According to RealFacts' market overview for the Houston-Sugar Land-Baytown region, occupancy was 91.2% in the 328,126-unit inventory at the end of 2007, down 1.2% from the year before. In Apartment Data Services' yearend report, it had occupancy at 87.2% in a 537,679-unit inventory.
"Absorption is at its lowest that it's been in 10 years. And we have an unprecedented number of new units under construction at 19,526 and an additional 18,254 units proposed," says Teresa Lowery, principal with Colliers International in Houston. "Something's out of whack."
It's not so much out of whack as out of sync. Lowery tells GlobeSt.com that developers are betting on the probability that people will return to rentals in droves as single-family foreclosures increase. Lowery says this has been the case nationwide, but it hasn't happened yet in Houston.

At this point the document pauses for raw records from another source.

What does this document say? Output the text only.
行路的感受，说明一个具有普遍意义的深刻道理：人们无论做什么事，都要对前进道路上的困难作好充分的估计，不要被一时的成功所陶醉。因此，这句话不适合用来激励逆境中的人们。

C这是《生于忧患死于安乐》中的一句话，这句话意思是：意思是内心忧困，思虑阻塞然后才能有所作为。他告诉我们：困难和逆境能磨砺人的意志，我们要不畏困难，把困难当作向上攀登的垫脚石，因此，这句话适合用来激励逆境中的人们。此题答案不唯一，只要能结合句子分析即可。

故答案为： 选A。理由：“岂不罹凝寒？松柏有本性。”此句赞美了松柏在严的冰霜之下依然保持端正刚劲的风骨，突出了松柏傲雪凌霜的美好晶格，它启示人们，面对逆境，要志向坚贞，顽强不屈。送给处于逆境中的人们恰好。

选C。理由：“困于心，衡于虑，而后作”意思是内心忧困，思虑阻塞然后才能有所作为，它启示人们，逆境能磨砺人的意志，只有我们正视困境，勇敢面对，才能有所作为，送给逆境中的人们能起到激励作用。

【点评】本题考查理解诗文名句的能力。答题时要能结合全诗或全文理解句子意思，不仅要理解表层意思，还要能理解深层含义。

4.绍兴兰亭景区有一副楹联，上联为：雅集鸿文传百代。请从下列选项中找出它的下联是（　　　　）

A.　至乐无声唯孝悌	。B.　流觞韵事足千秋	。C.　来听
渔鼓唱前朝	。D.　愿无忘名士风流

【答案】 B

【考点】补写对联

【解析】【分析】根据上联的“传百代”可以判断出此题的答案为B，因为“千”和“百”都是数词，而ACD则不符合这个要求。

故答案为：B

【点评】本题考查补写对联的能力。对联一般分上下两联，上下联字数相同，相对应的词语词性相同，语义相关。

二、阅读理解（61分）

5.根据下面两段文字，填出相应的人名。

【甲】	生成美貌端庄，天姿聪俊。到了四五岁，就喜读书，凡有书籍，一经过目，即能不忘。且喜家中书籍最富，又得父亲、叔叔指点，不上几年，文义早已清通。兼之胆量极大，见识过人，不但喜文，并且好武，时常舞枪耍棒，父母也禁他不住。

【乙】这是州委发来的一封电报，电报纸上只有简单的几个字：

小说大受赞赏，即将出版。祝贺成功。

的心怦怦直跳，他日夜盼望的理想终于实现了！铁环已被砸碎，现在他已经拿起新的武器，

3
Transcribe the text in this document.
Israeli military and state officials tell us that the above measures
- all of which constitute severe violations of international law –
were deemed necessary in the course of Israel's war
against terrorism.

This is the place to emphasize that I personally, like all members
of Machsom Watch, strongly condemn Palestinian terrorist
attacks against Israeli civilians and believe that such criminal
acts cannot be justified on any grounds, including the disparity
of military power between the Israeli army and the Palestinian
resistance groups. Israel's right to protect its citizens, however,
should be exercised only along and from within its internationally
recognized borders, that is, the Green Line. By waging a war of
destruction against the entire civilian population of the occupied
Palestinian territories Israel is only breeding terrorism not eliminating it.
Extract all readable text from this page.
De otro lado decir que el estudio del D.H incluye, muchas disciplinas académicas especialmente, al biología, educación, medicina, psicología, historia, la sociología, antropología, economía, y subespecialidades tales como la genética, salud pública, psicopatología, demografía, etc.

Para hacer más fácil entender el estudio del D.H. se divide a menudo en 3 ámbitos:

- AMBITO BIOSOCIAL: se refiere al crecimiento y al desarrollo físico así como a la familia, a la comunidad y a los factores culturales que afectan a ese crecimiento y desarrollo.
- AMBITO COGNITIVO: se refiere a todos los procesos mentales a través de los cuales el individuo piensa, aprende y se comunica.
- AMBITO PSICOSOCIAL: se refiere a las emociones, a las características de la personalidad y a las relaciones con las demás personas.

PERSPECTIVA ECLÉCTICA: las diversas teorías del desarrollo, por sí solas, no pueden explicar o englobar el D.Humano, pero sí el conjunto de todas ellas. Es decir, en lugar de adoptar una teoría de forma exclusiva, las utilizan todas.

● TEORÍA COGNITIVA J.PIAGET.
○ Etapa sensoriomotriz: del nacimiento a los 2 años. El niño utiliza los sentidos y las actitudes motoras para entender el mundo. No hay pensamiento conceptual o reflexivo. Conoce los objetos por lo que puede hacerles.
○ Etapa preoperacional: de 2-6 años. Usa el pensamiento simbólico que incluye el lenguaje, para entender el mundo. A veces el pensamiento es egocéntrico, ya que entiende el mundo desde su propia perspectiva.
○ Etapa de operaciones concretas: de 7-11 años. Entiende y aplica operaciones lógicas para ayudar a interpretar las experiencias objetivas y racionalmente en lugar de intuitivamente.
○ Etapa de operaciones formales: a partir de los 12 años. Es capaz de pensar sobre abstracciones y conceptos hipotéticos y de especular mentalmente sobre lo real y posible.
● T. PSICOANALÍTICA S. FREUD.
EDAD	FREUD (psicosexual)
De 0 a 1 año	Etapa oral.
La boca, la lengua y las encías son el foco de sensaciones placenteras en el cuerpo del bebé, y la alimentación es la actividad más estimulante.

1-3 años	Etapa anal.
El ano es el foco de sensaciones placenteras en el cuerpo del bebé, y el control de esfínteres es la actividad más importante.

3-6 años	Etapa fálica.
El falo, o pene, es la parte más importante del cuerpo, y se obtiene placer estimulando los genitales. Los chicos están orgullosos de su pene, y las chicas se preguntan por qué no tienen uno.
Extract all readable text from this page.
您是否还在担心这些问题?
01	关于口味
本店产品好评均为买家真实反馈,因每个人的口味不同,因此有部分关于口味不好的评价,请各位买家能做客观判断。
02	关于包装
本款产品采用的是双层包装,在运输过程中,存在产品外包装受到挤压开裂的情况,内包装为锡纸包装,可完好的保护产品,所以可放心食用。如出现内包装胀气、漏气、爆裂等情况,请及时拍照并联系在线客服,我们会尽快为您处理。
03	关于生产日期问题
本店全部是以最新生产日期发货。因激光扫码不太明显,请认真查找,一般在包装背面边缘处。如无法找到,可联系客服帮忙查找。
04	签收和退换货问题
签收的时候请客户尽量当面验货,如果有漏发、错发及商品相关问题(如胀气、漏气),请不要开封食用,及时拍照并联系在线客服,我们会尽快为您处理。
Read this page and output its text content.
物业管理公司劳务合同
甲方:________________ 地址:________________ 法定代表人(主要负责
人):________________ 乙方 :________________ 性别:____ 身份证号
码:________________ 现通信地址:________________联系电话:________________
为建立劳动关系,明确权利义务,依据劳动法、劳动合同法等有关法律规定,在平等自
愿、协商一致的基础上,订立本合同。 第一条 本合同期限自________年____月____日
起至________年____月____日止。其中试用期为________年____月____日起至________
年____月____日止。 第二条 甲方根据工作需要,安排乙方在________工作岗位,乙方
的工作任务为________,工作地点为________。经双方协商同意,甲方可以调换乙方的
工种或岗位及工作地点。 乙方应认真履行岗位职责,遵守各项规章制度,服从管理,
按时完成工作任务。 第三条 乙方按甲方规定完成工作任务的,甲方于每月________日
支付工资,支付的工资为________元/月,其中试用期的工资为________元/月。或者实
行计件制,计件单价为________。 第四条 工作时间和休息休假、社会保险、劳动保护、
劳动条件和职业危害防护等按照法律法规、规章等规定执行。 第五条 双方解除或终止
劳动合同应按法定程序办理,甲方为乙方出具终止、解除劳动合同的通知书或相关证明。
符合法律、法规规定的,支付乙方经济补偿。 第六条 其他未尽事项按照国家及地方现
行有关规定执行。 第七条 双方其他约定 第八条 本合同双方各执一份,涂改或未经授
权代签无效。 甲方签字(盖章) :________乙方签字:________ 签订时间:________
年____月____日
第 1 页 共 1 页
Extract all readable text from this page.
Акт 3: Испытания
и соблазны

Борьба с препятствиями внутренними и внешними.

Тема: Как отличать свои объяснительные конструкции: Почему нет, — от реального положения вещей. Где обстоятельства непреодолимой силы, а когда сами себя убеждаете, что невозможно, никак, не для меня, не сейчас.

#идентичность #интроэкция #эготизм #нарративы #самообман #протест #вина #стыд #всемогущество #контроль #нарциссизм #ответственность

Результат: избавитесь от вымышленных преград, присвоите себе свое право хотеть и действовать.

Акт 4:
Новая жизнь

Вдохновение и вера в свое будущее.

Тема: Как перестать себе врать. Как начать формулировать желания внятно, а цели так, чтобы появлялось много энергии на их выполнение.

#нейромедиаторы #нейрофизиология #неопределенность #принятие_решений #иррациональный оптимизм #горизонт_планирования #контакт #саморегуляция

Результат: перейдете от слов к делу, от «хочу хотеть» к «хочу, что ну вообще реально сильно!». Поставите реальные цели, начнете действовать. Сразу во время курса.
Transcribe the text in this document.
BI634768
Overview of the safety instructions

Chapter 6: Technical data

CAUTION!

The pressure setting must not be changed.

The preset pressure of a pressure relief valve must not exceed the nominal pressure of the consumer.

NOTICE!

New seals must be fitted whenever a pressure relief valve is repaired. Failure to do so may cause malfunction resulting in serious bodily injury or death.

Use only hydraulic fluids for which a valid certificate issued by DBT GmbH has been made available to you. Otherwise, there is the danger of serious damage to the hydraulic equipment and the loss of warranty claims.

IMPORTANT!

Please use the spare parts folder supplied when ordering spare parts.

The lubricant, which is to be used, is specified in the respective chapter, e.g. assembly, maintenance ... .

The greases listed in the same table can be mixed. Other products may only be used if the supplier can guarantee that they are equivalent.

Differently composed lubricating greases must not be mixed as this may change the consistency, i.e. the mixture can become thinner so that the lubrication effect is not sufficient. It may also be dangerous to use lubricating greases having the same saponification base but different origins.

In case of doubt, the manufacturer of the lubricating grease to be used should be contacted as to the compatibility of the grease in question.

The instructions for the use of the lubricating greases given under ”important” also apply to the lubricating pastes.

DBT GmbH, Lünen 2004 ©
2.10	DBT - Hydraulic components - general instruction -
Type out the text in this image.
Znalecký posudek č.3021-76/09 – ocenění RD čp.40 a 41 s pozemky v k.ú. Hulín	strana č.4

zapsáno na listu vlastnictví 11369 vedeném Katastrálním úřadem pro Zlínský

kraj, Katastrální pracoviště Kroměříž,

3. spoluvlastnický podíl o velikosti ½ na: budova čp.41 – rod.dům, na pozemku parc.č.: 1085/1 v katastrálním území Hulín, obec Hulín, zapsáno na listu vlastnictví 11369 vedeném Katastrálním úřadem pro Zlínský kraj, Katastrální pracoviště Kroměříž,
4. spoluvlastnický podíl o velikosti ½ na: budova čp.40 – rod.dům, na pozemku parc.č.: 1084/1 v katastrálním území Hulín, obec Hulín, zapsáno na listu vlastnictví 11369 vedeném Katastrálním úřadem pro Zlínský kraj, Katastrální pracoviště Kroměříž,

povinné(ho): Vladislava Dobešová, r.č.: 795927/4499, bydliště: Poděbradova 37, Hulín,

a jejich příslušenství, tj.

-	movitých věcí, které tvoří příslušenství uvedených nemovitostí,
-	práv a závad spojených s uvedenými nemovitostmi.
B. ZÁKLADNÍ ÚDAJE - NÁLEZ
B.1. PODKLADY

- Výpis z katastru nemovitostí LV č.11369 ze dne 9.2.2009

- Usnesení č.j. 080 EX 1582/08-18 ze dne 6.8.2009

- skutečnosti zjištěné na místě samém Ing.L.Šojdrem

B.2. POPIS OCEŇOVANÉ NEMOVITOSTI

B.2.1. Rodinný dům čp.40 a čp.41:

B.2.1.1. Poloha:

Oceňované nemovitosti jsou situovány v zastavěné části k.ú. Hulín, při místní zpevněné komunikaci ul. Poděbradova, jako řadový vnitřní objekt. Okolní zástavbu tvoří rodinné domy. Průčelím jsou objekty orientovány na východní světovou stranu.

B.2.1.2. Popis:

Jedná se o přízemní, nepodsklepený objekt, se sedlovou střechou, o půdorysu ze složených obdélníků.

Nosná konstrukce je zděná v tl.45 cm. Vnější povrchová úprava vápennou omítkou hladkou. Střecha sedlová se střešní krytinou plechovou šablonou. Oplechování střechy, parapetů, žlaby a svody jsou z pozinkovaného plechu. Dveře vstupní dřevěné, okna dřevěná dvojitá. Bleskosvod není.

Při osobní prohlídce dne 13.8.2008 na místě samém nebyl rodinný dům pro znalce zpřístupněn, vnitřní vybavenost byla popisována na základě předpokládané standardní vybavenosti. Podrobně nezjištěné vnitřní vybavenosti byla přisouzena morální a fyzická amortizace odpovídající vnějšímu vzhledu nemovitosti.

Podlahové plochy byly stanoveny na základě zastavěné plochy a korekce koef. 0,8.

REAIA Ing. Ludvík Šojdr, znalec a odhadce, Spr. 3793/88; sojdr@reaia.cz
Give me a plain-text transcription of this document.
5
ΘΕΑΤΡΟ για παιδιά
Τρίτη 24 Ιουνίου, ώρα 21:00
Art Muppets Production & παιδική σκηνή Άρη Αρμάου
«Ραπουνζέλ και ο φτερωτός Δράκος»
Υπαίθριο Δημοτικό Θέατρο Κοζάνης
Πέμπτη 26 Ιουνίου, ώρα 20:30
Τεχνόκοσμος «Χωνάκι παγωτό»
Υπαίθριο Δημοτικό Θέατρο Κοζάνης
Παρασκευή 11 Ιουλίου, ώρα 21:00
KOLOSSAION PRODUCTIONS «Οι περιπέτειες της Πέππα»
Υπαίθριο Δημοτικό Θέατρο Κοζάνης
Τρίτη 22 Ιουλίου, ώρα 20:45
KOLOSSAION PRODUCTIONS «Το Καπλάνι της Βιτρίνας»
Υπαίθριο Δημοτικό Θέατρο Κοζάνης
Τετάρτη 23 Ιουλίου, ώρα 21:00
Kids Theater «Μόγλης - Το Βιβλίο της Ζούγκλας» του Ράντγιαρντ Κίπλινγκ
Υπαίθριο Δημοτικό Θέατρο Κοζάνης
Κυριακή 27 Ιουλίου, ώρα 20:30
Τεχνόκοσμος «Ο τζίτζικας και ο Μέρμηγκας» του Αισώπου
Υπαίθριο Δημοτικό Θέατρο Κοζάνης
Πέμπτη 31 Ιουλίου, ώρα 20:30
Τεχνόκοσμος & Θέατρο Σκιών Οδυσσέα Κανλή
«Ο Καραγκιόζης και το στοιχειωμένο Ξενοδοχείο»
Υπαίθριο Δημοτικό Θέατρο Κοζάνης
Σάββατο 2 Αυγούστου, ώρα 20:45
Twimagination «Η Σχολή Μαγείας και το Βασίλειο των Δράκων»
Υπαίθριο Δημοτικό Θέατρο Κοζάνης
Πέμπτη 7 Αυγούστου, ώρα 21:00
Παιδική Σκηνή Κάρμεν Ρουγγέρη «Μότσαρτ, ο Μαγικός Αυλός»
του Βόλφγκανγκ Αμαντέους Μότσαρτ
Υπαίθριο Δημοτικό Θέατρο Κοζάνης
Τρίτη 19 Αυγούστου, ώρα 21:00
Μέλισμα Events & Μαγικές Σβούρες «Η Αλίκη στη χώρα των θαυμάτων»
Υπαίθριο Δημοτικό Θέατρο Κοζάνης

Lowery and Douglas Lockwood, vice president in Grubb & Ellis Co.'s Houston office, agree that the region's economic and market fundamentals are so strong that developers and investors are taking note and taking action to position themselves. "The catalyst for all of the new development is the job growth and energy prices," Lockwood says. "They don't see Houston's fortunes turning down and believe the energy sector will continue to drive jobs."
Neither broker sees huge swings in occupancy or absorption during the next year. However, Lockwood does say occupancy could continue to soften, especially in the suburbs. "The inner loop in Houston is still very strong," he points out. "You'll likely see some concessions in newer properties, but nothing dramatic."
Lowery, in the meantime, predicts a flat year. "While I don't think we'll see any improvement, I don't see any further decline," she adds.